La recensione dei primi due episodi della prima stagione della serie animata Solar Opposites

Justin Roiland, co-creatore di Rick and Morty e Mike McMahan hanno ideato con Solar Opposites un ironico e folle approccio alla società contemporanea proponendo una serie animata per adulti che sfrutta la premessa dell’arrivo degli alieni sul nostro pianeta per proporre una storia irriverente, esilarante e che usa la violenza in modo inaspettato e sorprendente.

Al centro della trama c’è una famiglia di alieni che si ritrova sulla Terra dopo che il loro pianeta, Shlorp, è stato colpito da un asteroide. Korvo (nella versione originale doppiato da Roiland) cerca di ricostruire la nave spaziale e andarsene in fretta da un luogo che considera fin troppo popolato, mentre Terry (Thomas Middleditch) ha un approccio più leggero e ironico alla situazione, apprezzando molti aspetti della vita sulla Terra. I giovani replicanti Yumyulack (Sean Giambrone) e Jesse (Mary Mack) devono invece affrontare la vita al liceo, ritrovandosi in difficoltà nel capire le regole da seguire e gestire le interazioni con gli altri esseri umani, situazione che li porta molto spesso a reagire in modo cruento o trasformando il prossimo, non realmente consapevoli delle conseguenze delle proprie azioni.
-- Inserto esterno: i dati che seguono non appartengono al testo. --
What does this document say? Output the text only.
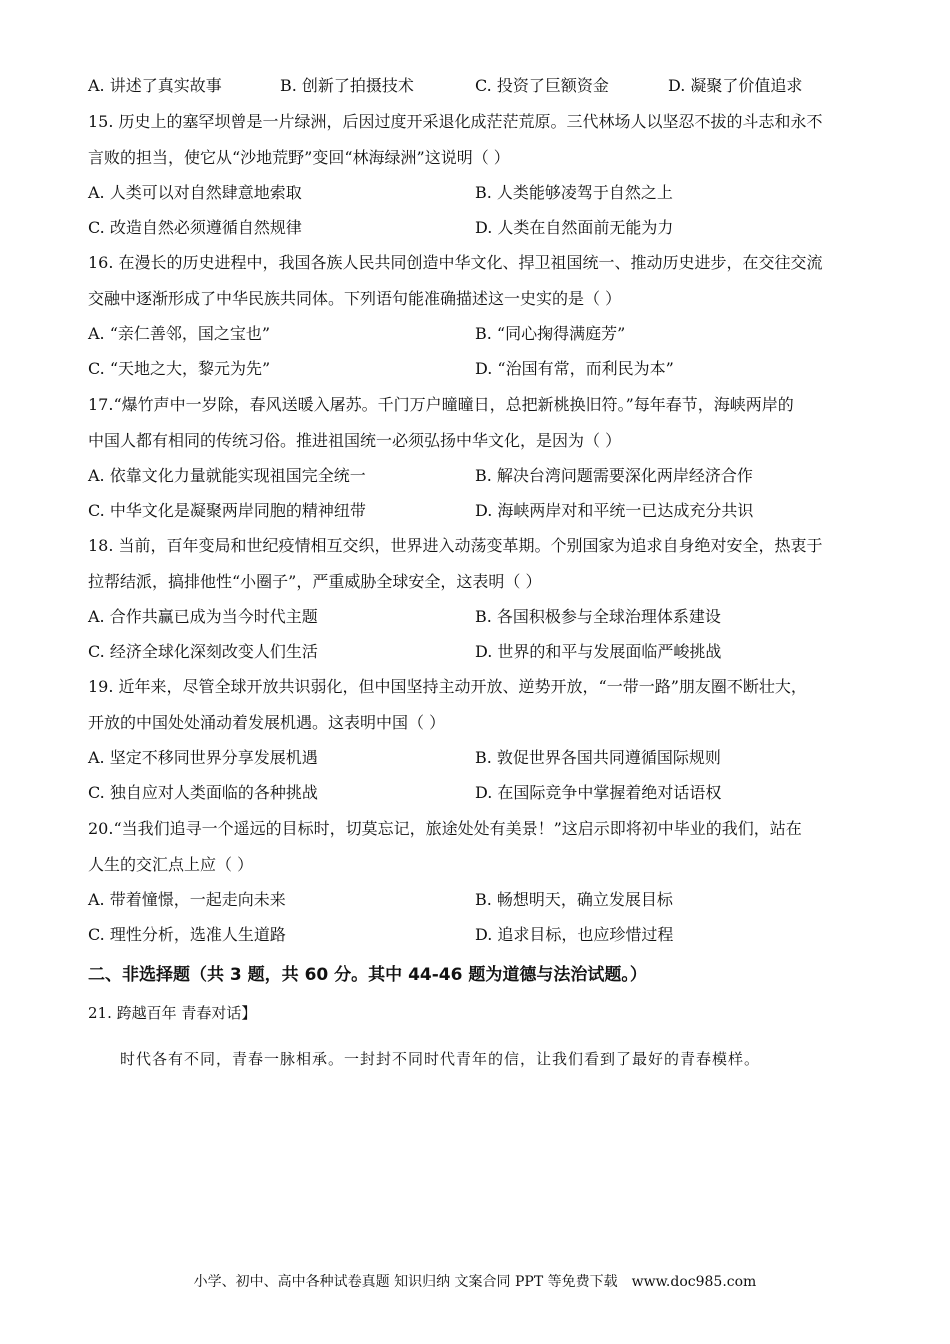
A. 讲述了真实故事	B. 创新了拍摄技术	C. 投资了巨额资金	D. 凝聚了价值追求
15. 历史上的塞罕坝曾是一片绿洲，后因过度开采退化成茫茫荒原。三代林场人以坚忍不拔的斗志和永不
言败的担当，使它从“沙地荒野”变回“林海绿洲”这说明（ ）
A. 人类可以对自然肆意地索取	B. 人类能够凌驾于自然之上
C. 改造自然必须遵循自然规律	D. 人类在自然面前无能为力
16. 在漫长的历史进程中，我国各族人民共同创造中华文化、捍卫祖国统一、推动历史进步，在交往交流
交融中逐渐形成了中华民族共同体。下列语句能准确描述这一史实的是（ ）
A. “亲仁善邻，国之宝也”	B. “同心掬得满庭芳”
C. “天地之大，黎元为先”	D. “治国有常，而利民为本”
17.“爆竹声中一岁除，春风送暖入屠苏。千门万户曈曈日，总把新桃换旧符。”每年春节，海峡两岸的
中国人都有相同的传统习俗。推进祖国统一必须弘扬中华文化，是因为（ ）
A. 依靠文化力量就能实现祖国完全统一	B. 解决台湾问题需要深化两岸经济合作
C. 中华文化是凝聚两岸同胞的精神纽带	D. 海峡两岸对和平统一已达成充分共识
18. 当前，百年变局和世纪疫情相互交织，世界进入动荡变革期。个别国家为追求自身绝对安全，热衷于
拉帮结派，搞排他性“小圈子”，严重威胁全球安全，这表明（ ）
A. 合作共赢已成为当今时代主题	B. 各国积极参与全球治理体系建设
C. 经济全球化深刻改变人们生活	D. 世界的和平与发展面临严峻挑战
19. 近年来，尽管全球开放共识弱化，但中国坚持主动开放、逆势开放，“一带一路”朋友圈不断壮大，
开放的中国处处涌动着发展机遇。这表明中国（ ）
A. 坚定不移同世界分享发展机遇	B. 敦促世界各国共同遵循国际规则
C. 独自应对人类面临的各种挑战	D. 在国际竞争中掌握着绝对话语权
20.“当我们追寻一个遥远的目标时，切莫忘记，旅途处处有美景！”这启示即将初中毕业的我们，站在
人生的交汇点上应（ ）
A. 带着憧憬，一起走向未来	B. 畅想明天，确立发展目标
C. 理性分析，选准人生道路	D. 追求目标，也应珍惜过程
二、非选择题（共 3 题，共 60 分。其中 44-46 题为道德与法治试题。）
21. 跨越百年 青春对话】
时代各有不同，青春一脉相承。一封封不同时代青年的信，让我们看到了最好的青春模样。
小学、初中、高中各种试卷真题 知识归纳 文案合同 PPT 等免费下载 www.doc985.com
Sulla Terra è poi arrivata Pupa, una creatura destinata ad evolversi e distruggere la Terra, ricreando Shlorp.

La serie Solar Opposites arriva ora su Star, la nuova sezione destinata a un pubblico adulto di Disney+, con le prime due puntate che permettono di avvicinarsi ai protagonisti e alla storia.
Nel primo episodio Korvo e Terry diventano gandi fan di un programma televisivo, Funbucket, e decidono di creare realmente la creatura al centro della trama dopo aver scoperto che non esiste nella realtà. Yumyulack e Jesse si trovano invece in difficoltà a scuola e decidono di “restringere” Lydia, che li ha presi di mira, sperando di studiarla per capire i comportamenti umani. Entrambe le situazioni non andranno esattamente come previsto inizialmente, causando non pochi problemi alla famiglia.
Nella seconda puntata, invece, Korvo e Terry sfruttano la tecnologia per scoprire cosa pensano di loro i vicini, mentre Jesse prova a convincere Yumyulack che gli esseri umani sono generalmente buoni dovendo però fare i conti con intolleranze e incomprensioni. Gli abitanti che si sono imbattuti nei due giovani replicanti, inoltre, si ritrovano in una realtà pericolosa e inaspettata.

Solar Opposites -- Episode 101 -- The Matter Transfer Array -- Uh oh! Korvo and Terry make a Funbucket real while the replicants deal with a school bully. (Photo courtesy of FOX)

Visivamente Solar Opposites ricorda, come prevedibile, Rick and Morty, tuttavia la serie animata riesce a trovare fin da subito la propria identità. La scelta di iniziare il racconto con i protagonisti già da tempo sulla Terra permette di mostrarli fin da subito con i loro diversi approcci all’umanità, di cui emerge il lato forse peggiore, cinico e pieno di contraddizioni. I quattro alieni vivono infatti in prima persona incomprensioni, bullismo, intolleranza, tradimenti e pregiudizi, il tutto affrontato con un approccio in equilibrio tra l’inconsapevolezza legata alla loro origine aliena e l’innocenza della loro giovane età, situazione che giustifica anche i momenti più violenti e le scelte meno razionali. Gli alieni, seppur con diverse motivazioni, sembrano inizialmente sempre animati da buone intenzioni che vanno in mille pezzi scontrandosi con la realtà della vita sulla Terra e danno vita a conseguenze inaspettate e in bilico tra effetti esilaranti e disturbanti. Osservare i comportmenti umani dalla prospettiva dei quattro alieni è comunque interessante e un’idea irriverente e provocatoria che lascia la curiosità di scoprire cosa accadrà in futuro.
I contenuti privi di filtri, morali ed etici, potrebbero allontanare parte degli spettatori, ma il nuovo show possiede più di un elemento che ne motiva la visione a partire dalla presenza di Pupa che è irresistibile e si inserisce immediatamente tra i personaggi secondari che rubano la scena ai protagonisti, suscitando immediatamente il desiderio che vengano realizzate puntate totalmente dedicate alle sue avventure.

I primi due episodi della serie animata Solar Opposites, al centro della nostra recensione, conquisteranno chi è alla ricerca di una storia che offre un approccio tagliente alla società contemporanea, riuscendo inoltre a regalare molta leggerezza e divertimento.